Costs incurred by company/associate because of government or tax policy: Employee/spouse health insurance, dental insurance and life insurance.
All of these, with the exception of Federal and State income taxes could be provided privately. For example, there are several ways unemployment insurance can be provided privately. First, people can self-insure by saving up an emergency fund. Second, if the risk was still great enough, insurance companies would offer unemployment insurance for us to buy. Perhaps that would be something they would bundle in with a whole host of other insurance products and create versions of it that might work better for us.
For example, someone who follows responsible savings habits and establishes a 1-year emergency fund might decide to buy an unemployment policy that kicks in after 1-year.
Regarding health insurance, employers provide it and employees choose to accept this because tax policy and company greatly favors this arrangement. The company pays $7,000 for what the employer views as $10,000 in compensation and the employee views as $15,000 – $20,000 compensation.
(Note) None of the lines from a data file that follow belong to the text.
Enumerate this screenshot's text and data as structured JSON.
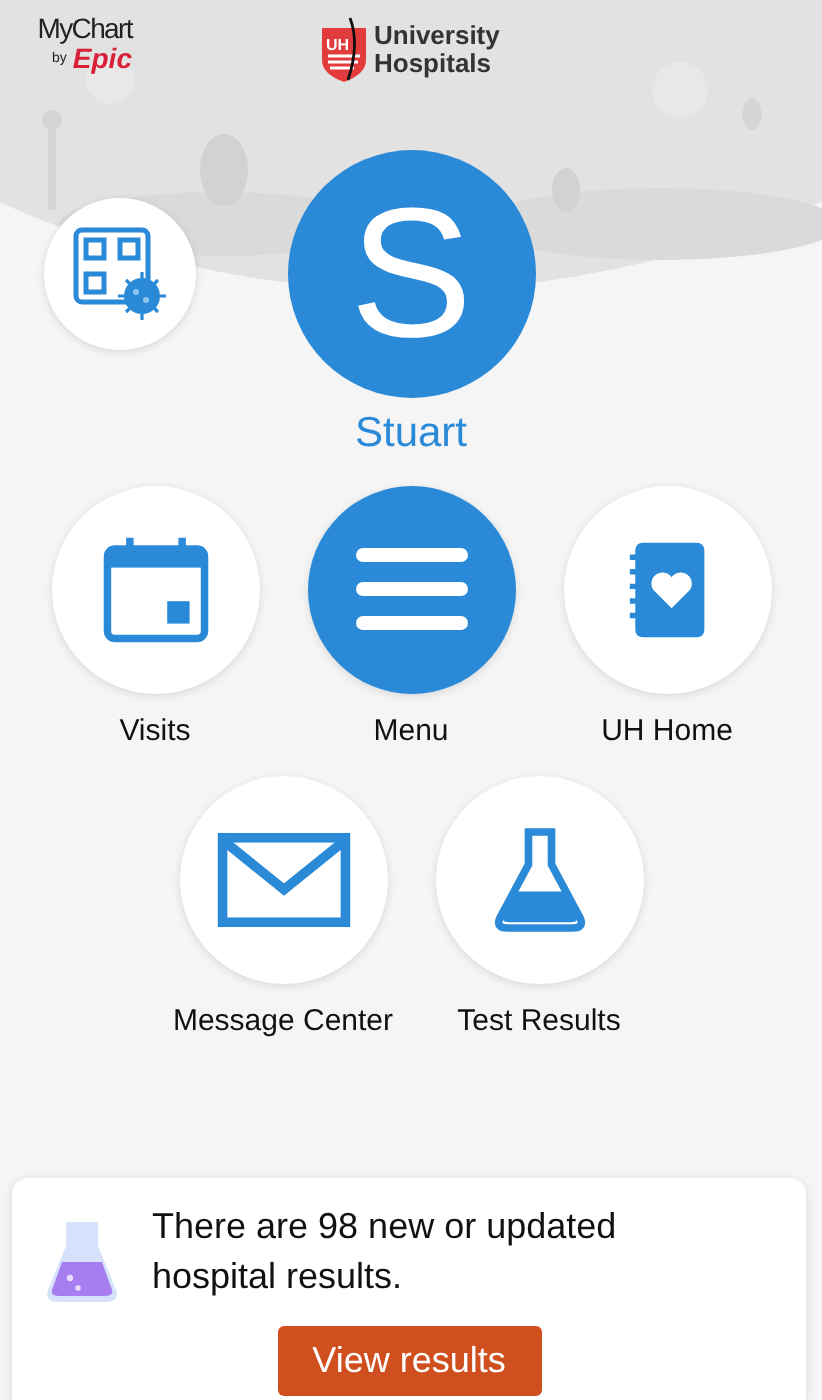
{
  "header": {
    "mychart_logo": {
      "name": "MyChart",
      "by": "by",
      "brand": "Epic"
    },
    "hospital_logo": {
      "mark": "UH",
      "line_1": "University",
      "line_2": "Hospitals"
    }
  },
  "profile": {
    "initial": "S",
    "name": "Stuart"
  },
  "tiles": [
    {
      "kind": "calendar",
      "label": "Visits",
      "filled": false
    },
    {
      "kind": "menu",
      "label": "Menu",
      "filled": true
    },
    {
      "kind": "notebook",
      "label": "UH Home",
      "filled": false
    },
    {
      "kind": "envelope",
      "label": "Message Center",
      "filled": false
    },
    {
      "kind": "flask",
      "label": "Test Results",
      "filled": false
    }
  ],
  "notice": {
    "text": "There are 98 new or updated hospital results.",
    "button": "View results"
  }
}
The employee views this as $15,000 – $20,000 in compensation because if the employee chooses to buy health insurance on the open market, most companies won’t increase compensation by an amount equal to what the company pays for the employee’s insurance.
Perhaps, the associate could find better deals that better suit their personal preferences, but they choose not to because they are either forced to fund the government solution just for the privilege of being employed or the cost difference driven by the tax policy is great.
Second, I was also struck by the gap between the what employees cost a company and what the employees are willing to for. His associate needs to add $74,000 of value before creating a job that will provide the associate with $56,000 of pay and benefits.
In minimum wage discussions, we always focus primarily on what the employee takes home and we say things like, “if we raise the minimum to $8/hour, then the associate has to produce $8/hour worth of value or more to be hired.” That’s too simple. With all the add-ons, from the company’s perspective, it’s really more like $10 – $12/hour.